NVIDIA plans to ramp up production of Blackwell this year and will transition to Blackwell Ultra in the second half of 2024.
Industry Adoption and Availability
Leading server manufacturers—including Cisco, Dell, HP, Lenovo, and Super Micro Computer—will offer Blackwell Ultra-powered systems.
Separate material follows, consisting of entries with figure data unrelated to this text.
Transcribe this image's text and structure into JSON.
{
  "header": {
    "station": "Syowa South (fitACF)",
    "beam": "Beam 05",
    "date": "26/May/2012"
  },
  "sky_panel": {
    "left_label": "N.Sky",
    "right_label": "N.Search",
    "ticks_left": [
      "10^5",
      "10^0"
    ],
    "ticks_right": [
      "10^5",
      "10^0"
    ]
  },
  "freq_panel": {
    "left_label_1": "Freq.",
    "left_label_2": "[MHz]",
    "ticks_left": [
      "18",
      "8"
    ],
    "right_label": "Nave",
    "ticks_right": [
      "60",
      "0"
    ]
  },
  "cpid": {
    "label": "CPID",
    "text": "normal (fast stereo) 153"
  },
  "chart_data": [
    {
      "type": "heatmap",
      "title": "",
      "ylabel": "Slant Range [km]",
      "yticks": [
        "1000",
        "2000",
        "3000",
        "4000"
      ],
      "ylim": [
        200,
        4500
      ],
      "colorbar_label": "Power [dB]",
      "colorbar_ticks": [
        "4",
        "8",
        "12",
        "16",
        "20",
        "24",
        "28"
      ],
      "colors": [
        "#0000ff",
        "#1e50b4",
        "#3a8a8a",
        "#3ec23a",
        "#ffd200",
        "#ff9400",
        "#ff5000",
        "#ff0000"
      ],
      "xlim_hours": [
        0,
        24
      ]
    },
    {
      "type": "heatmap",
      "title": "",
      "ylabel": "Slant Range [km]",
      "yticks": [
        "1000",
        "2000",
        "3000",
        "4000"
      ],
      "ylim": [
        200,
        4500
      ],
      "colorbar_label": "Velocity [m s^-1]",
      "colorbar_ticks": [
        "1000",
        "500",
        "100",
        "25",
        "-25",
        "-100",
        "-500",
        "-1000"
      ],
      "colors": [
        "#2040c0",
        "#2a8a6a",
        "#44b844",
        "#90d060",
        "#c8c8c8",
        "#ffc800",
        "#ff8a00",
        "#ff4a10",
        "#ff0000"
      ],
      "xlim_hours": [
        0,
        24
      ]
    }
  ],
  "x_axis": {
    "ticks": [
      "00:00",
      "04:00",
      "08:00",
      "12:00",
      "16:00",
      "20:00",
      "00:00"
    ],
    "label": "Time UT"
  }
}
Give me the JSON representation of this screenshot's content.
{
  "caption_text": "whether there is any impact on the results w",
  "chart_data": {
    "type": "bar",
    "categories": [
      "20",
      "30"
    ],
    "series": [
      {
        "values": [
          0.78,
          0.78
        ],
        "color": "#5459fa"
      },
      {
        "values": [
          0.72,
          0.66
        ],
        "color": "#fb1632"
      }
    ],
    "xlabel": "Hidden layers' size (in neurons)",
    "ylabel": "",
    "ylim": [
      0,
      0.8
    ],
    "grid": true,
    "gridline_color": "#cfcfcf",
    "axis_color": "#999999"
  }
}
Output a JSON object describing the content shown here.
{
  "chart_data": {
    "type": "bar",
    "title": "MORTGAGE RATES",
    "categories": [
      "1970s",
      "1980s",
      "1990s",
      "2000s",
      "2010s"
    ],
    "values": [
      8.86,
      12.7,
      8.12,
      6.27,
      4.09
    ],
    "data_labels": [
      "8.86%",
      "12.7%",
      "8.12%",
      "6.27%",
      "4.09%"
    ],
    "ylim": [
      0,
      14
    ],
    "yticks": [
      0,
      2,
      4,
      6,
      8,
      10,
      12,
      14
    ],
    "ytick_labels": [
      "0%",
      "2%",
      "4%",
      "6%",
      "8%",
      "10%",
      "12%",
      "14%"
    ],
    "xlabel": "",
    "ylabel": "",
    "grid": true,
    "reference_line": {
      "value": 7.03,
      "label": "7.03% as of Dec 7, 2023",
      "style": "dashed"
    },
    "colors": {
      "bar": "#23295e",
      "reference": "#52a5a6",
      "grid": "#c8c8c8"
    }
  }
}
Cloud providers such as Amazon AWS, Google Cloud, and Microsoft Azure will also introduce Blackwell Ultra cloud services.
For those looking to purchase the chip separately, NVIDIA introduced a desktop workstation called “DGX Station.”
This system features:
- A single GB300 Grace Blackwell Ultra GPU
- 784 GB of memory
- ConnectX-8 SuperNIC with 800 Gb/s networking
Previewing the Next-Generation Rubin AI Architecture
Jensen Huang also provided a preview of NVIDIA’s next-generation AI chip architecture: Rubin and the custom CPU Vera.
Rubin and Vera will replace Blackwell and Grace CPUs, with the Vera Rubin architecture scheduled for release in late 2026, followed by Rubin Ultra in 2027.
The architecture is named after Vera Rubin, a pioneering American astronomer whose research on dark matter fundamentally changed our understanding of the universe.
Vera CPU Specifications
- 88 custom Arm cores
- 176 threads
- 1.8 TBp/s NVLink-C2C
Rubin GPU Specifications
- Two GPUs
- 50 petaflops (PF) FP4 precision inference
- Up to 288 GB of fast memory
The Vera Rubin NVL144 system will deliver:
- 3.6 exaflops (EF) of FP4 inference
- 1.2 EF of FP8 training
- 3.3 times the performance of the GB300 NVL72
In 2027, NVIDIA will launch Rubin Ultra NVL576, featuring:
- 15 EF of FP4 inference
- 5 EF of FP8 training
- 14 times the performance of the GB300 NVL72
Looking Ahead: The Feynman Architecture (2028)
Huang also revealed that NVIDIA’s next-generation AI platform after Rubin will be named Feynman, after the renowned physicist Richard Feynman.
According to NVIDIA’s roadmap, the Feynman architecture will debut in 2028, continuing the company’s rapid advancements in AI computing.
NVIDIA’s latest innovations reinforce its leadership in AI infrastructure, setting the stage for even greater breakthroughs in the years ahead.